During the meeting, Legarda, founder and president of the Philippines-France Parliamentary Friendship Association, conveyed the Philippines' commitment to the High Ambition Coalition for Nature and People. She also thanked France for its continued assistance to the Philippines.

"I'm glad that France does not stop in helping give technological, technical, and capacity-building and even financial assistance in so far as biodiversity conservation, sustainable development, and climate action (are concerned)," she said.

In support of the Philippines' actions against climate change, the Agence Fançaise de Développement has committed EUR 482 million for the country. In 2021, a policy-based loan amounting to EUR 250 million was granted to the Philippines by France as funding support for disaster risk reduction, preparedness, and response at the local level.

"We are grateful for your continued support for the Philippines and other developing nations, and as the COP talks start in the first week of November in Egypt this year, we hope that France will be on the side of developing nations so that the $100-billion commitment in the Paris Agreement would finally be realized, and so that the issues of loss and damage, which are important to vulnerable nations, could also be defended or even discussed," Legarda said.
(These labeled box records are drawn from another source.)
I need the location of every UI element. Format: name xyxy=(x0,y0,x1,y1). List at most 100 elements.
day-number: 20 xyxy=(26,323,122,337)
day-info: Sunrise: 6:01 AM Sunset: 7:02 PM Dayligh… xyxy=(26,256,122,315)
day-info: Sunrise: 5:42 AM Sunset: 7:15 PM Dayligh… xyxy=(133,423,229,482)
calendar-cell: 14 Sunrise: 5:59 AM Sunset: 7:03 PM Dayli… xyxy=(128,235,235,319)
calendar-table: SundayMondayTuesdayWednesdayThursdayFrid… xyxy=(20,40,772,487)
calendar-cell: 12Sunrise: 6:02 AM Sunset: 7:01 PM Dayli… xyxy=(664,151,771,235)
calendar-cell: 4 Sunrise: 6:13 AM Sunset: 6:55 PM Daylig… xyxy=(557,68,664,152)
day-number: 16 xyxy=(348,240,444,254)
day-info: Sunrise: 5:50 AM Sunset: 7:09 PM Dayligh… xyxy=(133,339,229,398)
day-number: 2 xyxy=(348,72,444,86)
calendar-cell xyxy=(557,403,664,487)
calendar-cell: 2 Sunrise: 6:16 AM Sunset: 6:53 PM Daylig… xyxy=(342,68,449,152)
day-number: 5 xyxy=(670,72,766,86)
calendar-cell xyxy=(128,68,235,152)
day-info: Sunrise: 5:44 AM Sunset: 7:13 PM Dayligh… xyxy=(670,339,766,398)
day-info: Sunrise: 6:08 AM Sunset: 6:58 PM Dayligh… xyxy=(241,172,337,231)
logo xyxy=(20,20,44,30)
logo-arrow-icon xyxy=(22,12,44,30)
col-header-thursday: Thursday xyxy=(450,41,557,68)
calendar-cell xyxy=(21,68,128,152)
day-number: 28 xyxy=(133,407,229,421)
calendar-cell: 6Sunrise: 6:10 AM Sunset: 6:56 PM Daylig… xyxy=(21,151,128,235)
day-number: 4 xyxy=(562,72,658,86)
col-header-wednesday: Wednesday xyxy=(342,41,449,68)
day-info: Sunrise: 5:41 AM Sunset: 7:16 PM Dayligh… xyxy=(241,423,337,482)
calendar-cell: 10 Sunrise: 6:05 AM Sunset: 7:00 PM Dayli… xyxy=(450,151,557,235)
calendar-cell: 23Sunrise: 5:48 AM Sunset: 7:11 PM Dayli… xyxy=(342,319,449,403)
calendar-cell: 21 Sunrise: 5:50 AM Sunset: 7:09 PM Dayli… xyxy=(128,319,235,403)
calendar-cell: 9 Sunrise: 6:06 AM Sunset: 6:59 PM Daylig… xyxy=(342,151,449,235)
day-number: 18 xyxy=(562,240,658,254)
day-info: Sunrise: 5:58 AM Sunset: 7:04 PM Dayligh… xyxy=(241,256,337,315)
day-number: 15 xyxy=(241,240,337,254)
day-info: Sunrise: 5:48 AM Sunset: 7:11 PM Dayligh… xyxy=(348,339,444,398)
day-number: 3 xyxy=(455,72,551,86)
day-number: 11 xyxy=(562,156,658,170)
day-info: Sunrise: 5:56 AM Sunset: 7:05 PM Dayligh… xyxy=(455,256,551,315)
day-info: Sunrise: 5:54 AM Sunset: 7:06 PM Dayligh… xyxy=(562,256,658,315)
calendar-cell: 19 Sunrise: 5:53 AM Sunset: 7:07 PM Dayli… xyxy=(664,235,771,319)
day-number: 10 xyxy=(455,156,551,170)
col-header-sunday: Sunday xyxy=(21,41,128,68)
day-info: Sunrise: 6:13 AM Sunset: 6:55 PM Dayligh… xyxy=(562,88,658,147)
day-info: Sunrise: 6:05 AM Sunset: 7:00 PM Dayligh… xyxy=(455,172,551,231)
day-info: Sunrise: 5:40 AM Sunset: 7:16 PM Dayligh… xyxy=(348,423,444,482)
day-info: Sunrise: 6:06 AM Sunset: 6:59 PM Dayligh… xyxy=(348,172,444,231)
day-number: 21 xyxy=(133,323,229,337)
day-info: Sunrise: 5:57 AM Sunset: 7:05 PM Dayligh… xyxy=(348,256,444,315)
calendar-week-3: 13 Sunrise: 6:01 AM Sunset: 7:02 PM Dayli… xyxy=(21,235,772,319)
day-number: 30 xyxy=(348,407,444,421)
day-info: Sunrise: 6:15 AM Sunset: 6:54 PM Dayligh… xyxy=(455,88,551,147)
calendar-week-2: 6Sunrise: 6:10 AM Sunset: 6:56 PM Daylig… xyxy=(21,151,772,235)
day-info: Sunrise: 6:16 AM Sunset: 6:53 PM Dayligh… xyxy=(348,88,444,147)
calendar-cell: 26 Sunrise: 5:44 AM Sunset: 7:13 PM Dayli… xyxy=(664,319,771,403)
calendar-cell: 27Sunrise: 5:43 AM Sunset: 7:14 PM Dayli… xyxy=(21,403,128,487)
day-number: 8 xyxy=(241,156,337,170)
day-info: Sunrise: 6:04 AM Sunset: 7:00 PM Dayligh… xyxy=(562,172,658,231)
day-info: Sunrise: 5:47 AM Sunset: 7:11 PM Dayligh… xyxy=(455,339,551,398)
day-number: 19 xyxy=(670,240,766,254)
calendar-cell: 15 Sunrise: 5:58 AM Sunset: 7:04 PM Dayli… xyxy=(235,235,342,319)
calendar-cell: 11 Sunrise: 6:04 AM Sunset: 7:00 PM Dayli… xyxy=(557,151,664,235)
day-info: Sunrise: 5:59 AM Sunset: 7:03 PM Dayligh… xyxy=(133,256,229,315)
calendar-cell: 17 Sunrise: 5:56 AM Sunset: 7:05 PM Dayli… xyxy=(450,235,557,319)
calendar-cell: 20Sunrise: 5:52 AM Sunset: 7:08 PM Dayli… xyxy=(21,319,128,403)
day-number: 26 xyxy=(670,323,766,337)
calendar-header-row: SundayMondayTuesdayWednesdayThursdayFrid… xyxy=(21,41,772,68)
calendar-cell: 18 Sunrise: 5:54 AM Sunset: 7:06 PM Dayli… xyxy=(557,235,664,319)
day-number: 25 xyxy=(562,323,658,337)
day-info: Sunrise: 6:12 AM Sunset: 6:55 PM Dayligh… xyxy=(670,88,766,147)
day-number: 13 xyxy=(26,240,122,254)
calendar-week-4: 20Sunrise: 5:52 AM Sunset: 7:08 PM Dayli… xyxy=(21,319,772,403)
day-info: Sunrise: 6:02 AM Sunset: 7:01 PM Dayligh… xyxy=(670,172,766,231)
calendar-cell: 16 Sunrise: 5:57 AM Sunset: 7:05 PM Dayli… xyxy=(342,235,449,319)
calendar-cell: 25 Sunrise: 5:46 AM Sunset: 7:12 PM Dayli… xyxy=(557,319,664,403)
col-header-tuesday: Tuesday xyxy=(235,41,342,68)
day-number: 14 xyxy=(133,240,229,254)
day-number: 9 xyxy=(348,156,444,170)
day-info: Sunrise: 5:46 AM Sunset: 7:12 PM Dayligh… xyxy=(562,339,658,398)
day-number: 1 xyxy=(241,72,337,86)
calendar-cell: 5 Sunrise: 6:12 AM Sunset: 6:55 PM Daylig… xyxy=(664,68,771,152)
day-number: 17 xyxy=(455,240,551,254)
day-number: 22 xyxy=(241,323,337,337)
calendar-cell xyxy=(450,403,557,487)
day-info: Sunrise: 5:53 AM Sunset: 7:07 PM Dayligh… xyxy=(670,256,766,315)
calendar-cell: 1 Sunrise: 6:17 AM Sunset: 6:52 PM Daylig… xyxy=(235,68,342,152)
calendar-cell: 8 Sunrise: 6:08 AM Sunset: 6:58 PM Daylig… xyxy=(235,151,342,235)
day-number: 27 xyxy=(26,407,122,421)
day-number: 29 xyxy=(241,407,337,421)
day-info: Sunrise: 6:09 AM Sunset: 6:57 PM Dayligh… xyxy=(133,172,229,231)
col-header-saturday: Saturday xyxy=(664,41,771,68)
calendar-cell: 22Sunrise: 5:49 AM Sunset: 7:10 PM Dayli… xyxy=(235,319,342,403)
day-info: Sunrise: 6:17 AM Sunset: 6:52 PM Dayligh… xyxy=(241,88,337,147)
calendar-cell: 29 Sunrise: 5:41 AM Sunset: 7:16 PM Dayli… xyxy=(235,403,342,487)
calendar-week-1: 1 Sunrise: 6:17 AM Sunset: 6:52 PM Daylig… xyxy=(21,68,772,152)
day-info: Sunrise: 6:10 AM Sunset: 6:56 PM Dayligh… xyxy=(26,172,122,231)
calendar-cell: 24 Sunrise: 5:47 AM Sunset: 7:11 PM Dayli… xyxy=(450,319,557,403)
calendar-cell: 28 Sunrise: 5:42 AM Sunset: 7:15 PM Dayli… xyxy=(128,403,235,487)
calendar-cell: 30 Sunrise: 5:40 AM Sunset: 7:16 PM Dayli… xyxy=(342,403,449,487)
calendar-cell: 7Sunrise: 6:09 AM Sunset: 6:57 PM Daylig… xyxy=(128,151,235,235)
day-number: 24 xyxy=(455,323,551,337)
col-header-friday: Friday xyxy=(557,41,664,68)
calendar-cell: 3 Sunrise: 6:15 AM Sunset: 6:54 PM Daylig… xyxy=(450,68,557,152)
As a legislator, Legarda has championed environmental protection and climate action in the Philippines. In recognition of her work, she was bestowed the title of Chevalier (Knight) in the Ordre national de la légion d'Honneur (National Order of the French Legion of Honor) on 18 February 2016 by then-French president Francois Holland through former French Ambassador Thierry Mathou.
The Philippine delegation, composed of Legarda, Zubiri, Senate Majority Leader Joel Villanueva, Senate Deputy Majority Leader Joseph Victor Ejercito, and Senators Manuel Lapid, Maria Lourdes Binay, Grace Poe, and Christopher Lawrence Go, also met with Senator Daniel Gremillet, member of the Committee for Economic Affairs and President of the Study Group on Energy; and Pascal Chaix, Deputy Director for International Relations Division of the Atomic Energy Commission.